When I take her on track I'll be getting a proper mount...


----------



## bidderman1969 (Oct 20, 2006)

thats not too bad then, maybe i just sound like an oldie, lol


----------



## downhuman (Mar 25, 2007)

.. .. deleted .. ..


----------



## bidderman1969 (Oct 20, 2006)

now i dont mind that because theres no-one else around, judging by the video, late at night, lol


----------



## GaryF1 (Jun 4, 2008)

Cracking Car! 

I've a soft spot for the Puma!


----------



## Nick_S (Dec 20, 2008)

Superb work! Such a unique car to :thumb:


----------



## Hotwheels (Dec 6, 2008)

Good work on the car as i am an FRP fan.


----------



## rapidseven (Apr 26, 2007)

We rarely see interiors on the forum, its all exterior madness !!

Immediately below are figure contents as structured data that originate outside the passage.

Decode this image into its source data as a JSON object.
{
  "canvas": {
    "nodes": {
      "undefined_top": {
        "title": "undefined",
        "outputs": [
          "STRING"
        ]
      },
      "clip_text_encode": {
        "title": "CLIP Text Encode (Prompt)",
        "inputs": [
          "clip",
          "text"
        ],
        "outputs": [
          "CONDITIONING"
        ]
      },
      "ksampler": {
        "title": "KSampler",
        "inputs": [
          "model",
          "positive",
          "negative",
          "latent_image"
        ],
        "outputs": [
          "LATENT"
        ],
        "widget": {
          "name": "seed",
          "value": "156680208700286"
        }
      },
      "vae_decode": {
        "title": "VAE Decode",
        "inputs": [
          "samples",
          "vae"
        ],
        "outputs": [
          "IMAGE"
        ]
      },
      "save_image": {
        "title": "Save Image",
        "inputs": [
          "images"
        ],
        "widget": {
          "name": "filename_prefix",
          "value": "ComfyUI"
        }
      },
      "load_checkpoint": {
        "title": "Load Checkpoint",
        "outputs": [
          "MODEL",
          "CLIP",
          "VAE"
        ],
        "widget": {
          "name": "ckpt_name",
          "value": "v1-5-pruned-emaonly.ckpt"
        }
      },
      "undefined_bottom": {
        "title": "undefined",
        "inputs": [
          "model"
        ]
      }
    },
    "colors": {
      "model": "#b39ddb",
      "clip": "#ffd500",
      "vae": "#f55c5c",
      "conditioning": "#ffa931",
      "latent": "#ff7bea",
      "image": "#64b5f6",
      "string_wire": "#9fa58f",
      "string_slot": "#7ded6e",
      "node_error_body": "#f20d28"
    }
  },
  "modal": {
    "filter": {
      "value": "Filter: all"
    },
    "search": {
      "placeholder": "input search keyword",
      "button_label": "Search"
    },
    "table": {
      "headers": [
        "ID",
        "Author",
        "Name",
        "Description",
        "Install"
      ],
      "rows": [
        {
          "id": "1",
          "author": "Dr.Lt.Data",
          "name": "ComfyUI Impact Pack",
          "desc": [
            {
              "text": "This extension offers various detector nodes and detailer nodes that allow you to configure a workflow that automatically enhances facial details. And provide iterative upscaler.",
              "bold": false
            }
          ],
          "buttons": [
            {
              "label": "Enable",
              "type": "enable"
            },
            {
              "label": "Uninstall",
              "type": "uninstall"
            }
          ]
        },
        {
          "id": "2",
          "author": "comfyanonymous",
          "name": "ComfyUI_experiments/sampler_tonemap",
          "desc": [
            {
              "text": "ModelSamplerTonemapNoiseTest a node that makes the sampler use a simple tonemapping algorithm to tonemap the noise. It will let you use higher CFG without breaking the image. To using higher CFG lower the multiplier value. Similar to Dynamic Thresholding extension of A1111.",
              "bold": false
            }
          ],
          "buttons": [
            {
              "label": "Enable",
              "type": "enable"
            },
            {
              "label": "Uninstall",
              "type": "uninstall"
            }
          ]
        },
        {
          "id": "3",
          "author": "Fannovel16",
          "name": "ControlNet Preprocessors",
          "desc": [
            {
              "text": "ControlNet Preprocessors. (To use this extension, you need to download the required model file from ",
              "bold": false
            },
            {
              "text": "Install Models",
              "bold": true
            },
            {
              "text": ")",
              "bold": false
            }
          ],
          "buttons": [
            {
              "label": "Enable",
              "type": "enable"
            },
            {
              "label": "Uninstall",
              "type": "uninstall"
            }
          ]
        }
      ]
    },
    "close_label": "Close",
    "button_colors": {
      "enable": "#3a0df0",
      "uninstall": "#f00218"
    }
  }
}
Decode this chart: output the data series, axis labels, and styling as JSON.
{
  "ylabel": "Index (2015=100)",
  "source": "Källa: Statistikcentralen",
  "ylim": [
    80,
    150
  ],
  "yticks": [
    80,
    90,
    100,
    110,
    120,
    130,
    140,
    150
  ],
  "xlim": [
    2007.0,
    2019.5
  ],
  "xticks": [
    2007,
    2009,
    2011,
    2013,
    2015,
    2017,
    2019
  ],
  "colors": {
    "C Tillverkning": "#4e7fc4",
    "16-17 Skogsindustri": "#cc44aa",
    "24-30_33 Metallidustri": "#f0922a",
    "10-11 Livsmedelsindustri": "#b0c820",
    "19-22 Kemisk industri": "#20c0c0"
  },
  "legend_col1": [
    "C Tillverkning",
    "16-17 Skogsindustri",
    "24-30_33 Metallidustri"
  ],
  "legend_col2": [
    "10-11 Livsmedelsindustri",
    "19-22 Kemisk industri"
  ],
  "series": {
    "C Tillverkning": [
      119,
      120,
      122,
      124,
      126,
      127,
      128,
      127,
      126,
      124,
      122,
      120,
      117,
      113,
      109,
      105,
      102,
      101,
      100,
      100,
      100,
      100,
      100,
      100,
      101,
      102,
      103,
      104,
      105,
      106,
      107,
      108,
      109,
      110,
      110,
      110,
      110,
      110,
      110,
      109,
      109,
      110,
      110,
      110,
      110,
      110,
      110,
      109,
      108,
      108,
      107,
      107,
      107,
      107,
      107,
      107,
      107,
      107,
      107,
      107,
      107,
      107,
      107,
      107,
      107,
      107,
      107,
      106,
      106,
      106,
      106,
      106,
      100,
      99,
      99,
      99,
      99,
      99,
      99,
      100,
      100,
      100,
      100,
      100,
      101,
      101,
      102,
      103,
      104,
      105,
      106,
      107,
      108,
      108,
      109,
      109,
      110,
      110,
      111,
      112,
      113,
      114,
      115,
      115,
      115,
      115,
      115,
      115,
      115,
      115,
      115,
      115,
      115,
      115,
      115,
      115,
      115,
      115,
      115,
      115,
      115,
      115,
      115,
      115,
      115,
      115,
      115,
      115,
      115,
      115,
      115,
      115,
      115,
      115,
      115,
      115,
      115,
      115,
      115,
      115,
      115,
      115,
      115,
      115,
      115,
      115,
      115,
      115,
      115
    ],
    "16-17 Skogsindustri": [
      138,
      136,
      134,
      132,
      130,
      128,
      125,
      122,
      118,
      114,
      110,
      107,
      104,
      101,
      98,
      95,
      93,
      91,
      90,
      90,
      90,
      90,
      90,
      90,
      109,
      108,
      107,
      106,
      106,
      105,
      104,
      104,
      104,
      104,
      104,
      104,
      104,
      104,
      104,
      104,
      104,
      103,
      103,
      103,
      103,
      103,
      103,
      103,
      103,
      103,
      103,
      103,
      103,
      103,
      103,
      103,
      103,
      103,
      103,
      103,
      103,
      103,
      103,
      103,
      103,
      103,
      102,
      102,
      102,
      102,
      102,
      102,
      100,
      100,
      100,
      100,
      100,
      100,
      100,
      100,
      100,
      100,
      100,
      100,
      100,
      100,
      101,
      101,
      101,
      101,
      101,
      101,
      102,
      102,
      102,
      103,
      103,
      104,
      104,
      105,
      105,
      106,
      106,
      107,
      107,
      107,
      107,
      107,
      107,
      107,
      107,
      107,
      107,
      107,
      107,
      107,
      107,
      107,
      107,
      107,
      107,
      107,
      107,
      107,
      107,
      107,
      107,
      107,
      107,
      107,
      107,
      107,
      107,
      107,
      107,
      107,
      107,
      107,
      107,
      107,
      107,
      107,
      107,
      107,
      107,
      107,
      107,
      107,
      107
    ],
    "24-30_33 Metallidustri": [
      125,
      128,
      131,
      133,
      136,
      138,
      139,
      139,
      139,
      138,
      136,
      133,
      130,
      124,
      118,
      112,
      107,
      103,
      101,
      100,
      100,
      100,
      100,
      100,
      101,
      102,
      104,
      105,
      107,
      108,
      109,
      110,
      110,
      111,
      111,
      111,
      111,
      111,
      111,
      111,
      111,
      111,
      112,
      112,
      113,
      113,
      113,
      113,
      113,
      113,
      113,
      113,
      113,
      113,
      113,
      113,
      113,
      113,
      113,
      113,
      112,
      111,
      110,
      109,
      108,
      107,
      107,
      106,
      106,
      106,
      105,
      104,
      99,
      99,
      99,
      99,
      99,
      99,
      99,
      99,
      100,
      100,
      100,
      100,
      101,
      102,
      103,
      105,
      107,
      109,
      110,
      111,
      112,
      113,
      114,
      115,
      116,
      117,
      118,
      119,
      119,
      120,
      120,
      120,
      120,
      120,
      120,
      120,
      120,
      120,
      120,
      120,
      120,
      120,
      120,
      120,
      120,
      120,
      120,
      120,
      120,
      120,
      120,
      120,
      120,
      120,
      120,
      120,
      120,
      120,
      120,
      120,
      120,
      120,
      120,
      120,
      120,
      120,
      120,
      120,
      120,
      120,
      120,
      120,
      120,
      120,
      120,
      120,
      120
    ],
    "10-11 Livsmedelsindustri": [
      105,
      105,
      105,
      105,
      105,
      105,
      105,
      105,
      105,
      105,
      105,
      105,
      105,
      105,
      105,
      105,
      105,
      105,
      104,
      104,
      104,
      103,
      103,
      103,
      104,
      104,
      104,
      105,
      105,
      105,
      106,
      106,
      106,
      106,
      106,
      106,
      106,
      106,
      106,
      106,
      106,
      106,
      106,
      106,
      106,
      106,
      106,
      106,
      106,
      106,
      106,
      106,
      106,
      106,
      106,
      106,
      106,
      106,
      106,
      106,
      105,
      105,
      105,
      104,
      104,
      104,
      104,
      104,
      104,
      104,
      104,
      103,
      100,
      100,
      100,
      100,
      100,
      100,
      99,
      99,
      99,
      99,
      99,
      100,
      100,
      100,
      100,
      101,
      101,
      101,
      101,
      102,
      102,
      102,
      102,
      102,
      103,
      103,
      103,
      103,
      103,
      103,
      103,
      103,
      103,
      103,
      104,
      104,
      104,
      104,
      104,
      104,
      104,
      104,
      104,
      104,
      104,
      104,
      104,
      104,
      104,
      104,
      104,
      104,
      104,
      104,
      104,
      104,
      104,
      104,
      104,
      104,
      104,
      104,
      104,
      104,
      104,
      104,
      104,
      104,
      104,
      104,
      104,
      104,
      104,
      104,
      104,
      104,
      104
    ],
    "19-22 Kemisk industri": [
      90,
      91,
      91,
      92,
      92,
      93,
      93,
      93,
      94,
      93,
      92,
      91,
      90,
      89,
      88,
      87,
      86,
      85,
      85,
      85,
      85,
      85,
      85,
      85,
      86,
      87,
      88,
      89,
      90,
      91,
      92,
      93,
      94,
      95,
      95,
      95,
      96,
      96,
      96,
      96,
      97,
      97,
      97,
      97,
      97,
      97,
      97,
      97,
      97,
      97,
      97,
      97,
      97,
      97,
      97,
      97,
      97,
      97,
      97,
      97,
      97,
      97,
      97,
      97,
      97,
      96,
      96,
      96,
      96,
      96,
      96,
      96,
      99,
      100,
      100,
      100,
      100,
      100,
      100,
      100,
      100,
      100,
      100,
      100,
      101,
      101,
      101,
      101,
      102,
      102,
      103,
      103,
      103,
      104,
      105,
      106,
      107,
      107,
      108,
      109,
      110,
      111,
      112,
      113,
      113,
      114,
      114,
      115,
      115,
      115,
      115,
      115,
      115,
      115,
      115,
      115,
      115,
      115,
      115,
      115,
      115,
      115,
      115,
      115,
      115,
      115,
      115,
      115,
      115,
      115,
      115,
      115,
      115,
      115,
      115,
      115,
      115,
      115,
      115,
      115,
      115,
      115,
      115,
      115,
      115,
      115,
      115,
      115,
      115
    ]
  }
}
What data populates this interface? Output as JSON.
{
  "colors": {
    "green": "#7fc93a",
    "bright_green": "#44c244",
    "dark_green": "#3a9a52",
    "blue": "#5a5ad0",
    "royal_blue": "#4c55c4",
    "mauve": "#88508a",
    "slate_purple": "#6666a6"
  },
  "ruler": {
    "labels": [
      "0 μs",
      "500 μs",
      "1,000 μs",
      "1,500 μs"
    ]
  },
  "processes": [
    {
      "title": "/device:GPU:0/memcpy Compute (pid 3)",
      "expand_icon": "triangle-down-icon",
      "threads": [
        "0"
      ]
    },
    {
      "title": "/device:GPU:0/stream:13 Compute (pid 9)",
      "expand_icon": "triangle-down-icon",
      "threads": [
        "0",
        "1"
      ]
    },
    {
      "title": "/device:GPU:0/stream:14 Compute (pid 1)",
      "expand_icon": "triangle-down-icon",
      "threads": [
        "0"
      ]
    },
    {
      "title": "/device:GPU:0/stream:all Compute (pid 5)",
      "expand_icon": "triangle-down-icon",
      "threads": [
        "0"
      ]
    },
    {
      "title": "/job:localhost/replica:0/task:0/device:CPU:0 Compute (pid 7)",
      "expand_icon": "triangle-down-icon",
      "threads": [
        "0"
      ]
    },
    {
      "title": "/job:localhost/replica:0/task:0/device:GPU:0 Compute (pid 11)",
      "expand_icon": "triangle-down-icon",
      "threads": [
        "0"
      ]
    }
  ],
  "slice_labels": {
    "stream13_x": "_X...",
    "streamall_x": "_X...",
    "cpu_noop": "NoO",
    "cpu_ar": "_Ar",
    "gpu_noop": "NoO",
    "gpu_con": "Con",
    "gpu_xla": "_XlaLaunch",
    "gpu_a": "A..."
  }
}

Like the job on the inside, very good.

The FRP's sound very similar to the H22 Vtec's imo


----------



## pooma (Apr 12, 2008)

Nice work, I am loving this car.


----------



## Maxym (Apr 27, 2007)

Excllent. Cracking result.

Those Racing Pumas look the dogs. Ordinary ones look, well, just odd... Nice choice.


----------



## spooj (Mar 29, 2008)

i lovew imperial blue(or ford racing blue if you are a ford ad exec lol).
utterly stunning colour to work with.i must have run thru every combo to find the best couple it reacted to.

FRP's are such a unique motor.never known anyone who didnt tip there hat at them.
cracking job there mate you really have brought out the best in its curves with that correction/detail.


----------



## Mr Face Jr (Feb 20, 2009)

Well done!


----------